ESPN's `Beg': Coast To Coast Via Athleticism, Luck And Wits

ESPN's `Beg': Coast To Coast Via Athleticism, Luck And Wits
September 17, 2002
By ROGER CATLIN, Courant TV Critic


You'd think there'd be enough sports out there - from pro and college baseball, hoops and football to your various X-games and strongmen competitions - that ESPN would have its roster full.

Instead, the sports network is starting its own competition tonight with the reality show "Beg, Borrow & Deal."

The new show looks like "The Amazing Race" - teams compete to get from one place to another for a prize. But while the "Race" goes globetrotting in pairs of two, with a few bucks in its pocket, "Beg" stays in the country but strips its teams of money. That means the two "Beg" teams of four - two men and two women on each team - must use their wits, coast to coast, for transportation, food and lodging.

ESPN die-hards might well wonder: What's the sports connection?

The connection is that each team must complete 10 of 40 sports-related challenges, including catching a 35-yard pass from an NFL quarterback and riding a Zamboni between periods of an NHL playoff game.

"I thought it was going to be an extreme-sports thing, doing crazy, dangerous things like that," said Tony Farina of Waterbury, the only contestant from the Northeast on a show dominated by Californians.

The 28-year-old Coca-Cola deliveryman in western Connecticut said he applied after seeing an item on the ESPN website when he was checking stats for his fantasy sports teams.

Farina said he thought he'd be a natural.

"I guess everybody thinks I'm a little crazy. I'd be willing to do whatever," Farina said. "I've jumped out of an airplane before. Just about the only thing I haven't done is bungee jump."

Farina was the only contestant chosen from his videotape alone. "He blew us away," said executive producer Neil Mandt in Los Angeles. "He was so full of energy."

Farina and other contestants had no idea what the show would entail.

"I thought we'd have a Winnebago or something," said Farina. "I didn't realize we were going to be, like, homeless."

Farina's being from this area didn't help much when the show began in Times Square. "I'd been to Madison Square Garden for some UConn games and go to a couple of Yankees games a year. But I didn't really go into the city. I didn't know anybody down there and didn't have a good understanding of the subway systems."

So Farina was just as lost as anybody else when the competition started.

"Beg, Borrow & Deal" was originally cast more than a year ago, Mandt said.

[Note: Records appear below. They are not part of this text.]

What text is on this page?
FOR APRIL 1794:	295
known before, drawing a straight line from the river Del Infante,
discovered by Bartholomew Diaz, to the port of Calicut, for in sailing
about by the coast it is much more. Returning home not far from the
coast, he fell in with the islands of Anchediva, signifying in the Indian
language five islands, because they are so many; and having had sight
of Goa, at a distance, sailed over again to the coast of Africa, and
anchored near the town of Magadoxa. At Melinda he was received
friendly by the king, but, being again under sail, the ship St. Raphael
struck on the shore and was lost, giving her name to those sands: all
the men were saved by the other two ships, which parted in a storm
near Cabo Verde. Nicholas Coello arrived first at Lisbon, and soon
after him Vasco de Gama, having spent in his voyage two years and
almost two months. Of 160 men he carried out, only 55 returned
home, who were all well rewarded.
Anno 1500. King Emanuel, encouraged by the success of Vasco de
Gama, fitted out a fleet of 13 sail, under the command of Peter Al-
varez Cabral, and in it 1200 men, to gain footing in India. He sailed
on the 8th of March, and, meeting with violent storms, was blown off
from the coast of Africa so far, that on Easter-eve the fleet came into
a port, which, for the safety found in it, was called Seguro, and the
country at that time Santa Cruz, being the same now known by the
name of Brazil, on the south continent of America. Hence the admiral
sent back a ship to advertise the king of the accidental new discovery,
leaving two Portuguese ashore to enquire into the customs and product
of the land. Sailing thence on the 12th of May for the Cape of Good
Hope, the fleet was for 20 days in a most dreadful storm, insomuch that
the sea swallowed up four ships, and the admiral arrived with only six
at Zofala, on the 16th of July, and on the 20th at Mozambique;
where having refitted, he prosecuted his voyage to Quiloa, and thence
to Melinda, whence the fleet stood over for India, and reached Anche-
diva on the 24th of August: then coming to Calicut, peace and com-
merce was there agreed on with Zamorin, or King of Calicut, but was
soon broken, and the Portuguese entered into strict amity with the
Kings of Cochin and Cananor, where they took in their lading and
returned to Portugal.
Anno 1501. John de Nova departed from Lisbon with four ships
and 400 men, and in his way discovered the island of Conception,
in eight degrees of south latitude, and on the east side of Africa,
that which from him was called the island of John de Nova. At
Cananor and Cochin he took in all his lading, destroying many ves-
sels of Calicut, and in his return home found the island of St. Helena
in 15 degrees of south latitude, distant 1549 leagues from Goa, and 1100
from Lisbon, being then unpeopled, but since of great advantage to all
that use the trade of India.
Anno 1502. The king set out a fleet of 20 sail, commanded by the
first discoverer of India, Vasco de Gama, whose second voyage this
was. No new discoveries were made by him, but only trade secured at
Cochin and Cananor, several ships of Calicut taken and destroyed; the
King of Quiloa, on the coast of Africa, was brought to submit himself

That's when filming was to have begun, but fallout from the Sept. 11 terrorist attacks delayed the show.

Everything was pushed back to April - and all but two of the original contestants were still able to compete.Some may think having teams surrounded by a camera crew may help their chances of obtaining help from strangers. "In many cases, it actually hurts them," Mandt said. "If you're a security guard, and a camera is on you, you are going to do your job."

"There was extra tight security everywhere," Mandt said. "But common sense was not going out the window. People see these were just good people trying to have fun."

Tonight's premiere shows one team having extraordinary luck - getting two challenges completed in two days, being allowed to use a hotel suite to crash one night and even getting a lift from an NFL star. Farina's team, by contrast, spends the early going spinning wheels at a contestant's friends' house in Ithaca, N.Y.

Mandt said things even up by the second episode, and one team does make it to the San Francisco finish line in 30 days - and eight episodes.

Winners get all-expenses-paid trips for two people to four major sports championships.

Along the way, all kinds of interesting encounters happen, including intimate ones (though none trade sexual favors for food, shelter or rides, Mandt said).

That ought to keep the ESPN fans tuned in between beer commercials.

While "Beg" may not satisfy the diehard sports nut who watches only games, Mandt said, "If you're the kind of person who watches TV for TV, for any entertainment purposes, you're going to love this. It's going to give you what you want in entertainment and some real cool sports stuff. Because you're up close and personal with these sports stars, being fun. You're getting insight you wouldn't normally see. And you're seeing eight completely regular people - the kind of people every man and woman could relate to - doing amazing adventures while surviving on nothing but their wits."



"Beg, Borrow & Deal" has its premiere on ESPN tonight at 8.